Decisions like this became less hypothetical and more critical for many families to keep their heads above water in the past year due to the economic trauma induced by COVID. Women have left the workforce in overwhelming numbers. 865,000 women left the workforce between August and September of 2020, and over a third of this group were Latina women. In that same period 216,000 men left the workforce, or roughly 25% of the female labor population lost. The OECD reports that it will take almost a decade to rebuild from this massive dropout and for women’s representation in the workforce to return to pre-pandemic levels. This is in part due to the high friction process of women trying to re-enter the workforce after leaving for a period of time. To make matters worse, the dropout has not leveled off. A McKinsey and Company report reveals that one in four women who remain in the workforce are currently considering downshifting their careers or leaving due to COVID-related difficulties.
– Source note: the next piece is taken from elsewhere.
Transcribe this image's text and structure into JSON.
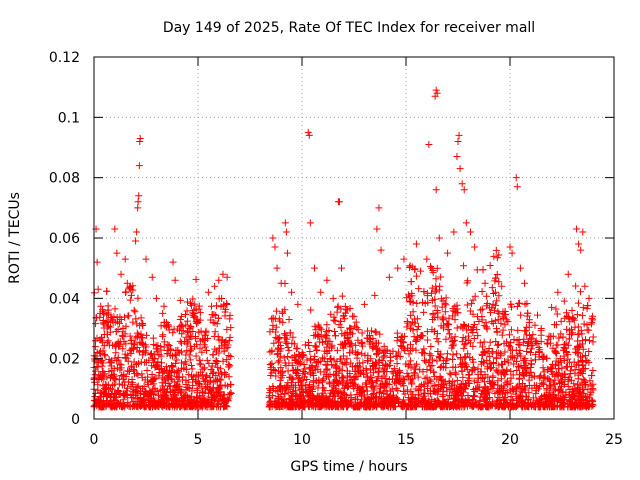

Women are not one economic entity and have not had a uniform pandemic-era experience. Many have seen great economic success and others have suffered devastating blows. I urge everyone to not ignore one type of experience for the other, but to acknowledge that they both have happened and are both critical to understanding what the path forward may be for women’s economic progress. There are many positive benefits to celebrating the first women to accede certain positions globally, such as building confidence in how women see themselves and their professional potential, or encouraging an increased level of respect and normalization from men seeing women in these arenas. But don’t let flashy headlines fool you; the situation for working women in the U.S. is worse than ever. No matter how many “She-EOs” take a hammer to the glass ceiling, it remains a very distant symbol of success to lower and middle class working women. I want more Whitney Wolfe Herds to start companies that have market capitalizations measured in billions of dollars, and I want those future tycoons to be rightfully celebrated for their successes, but I also want the public to pay greater attention to the historic crisis working women are facing today and to not conflate some women getting recognition with all women seeing progress.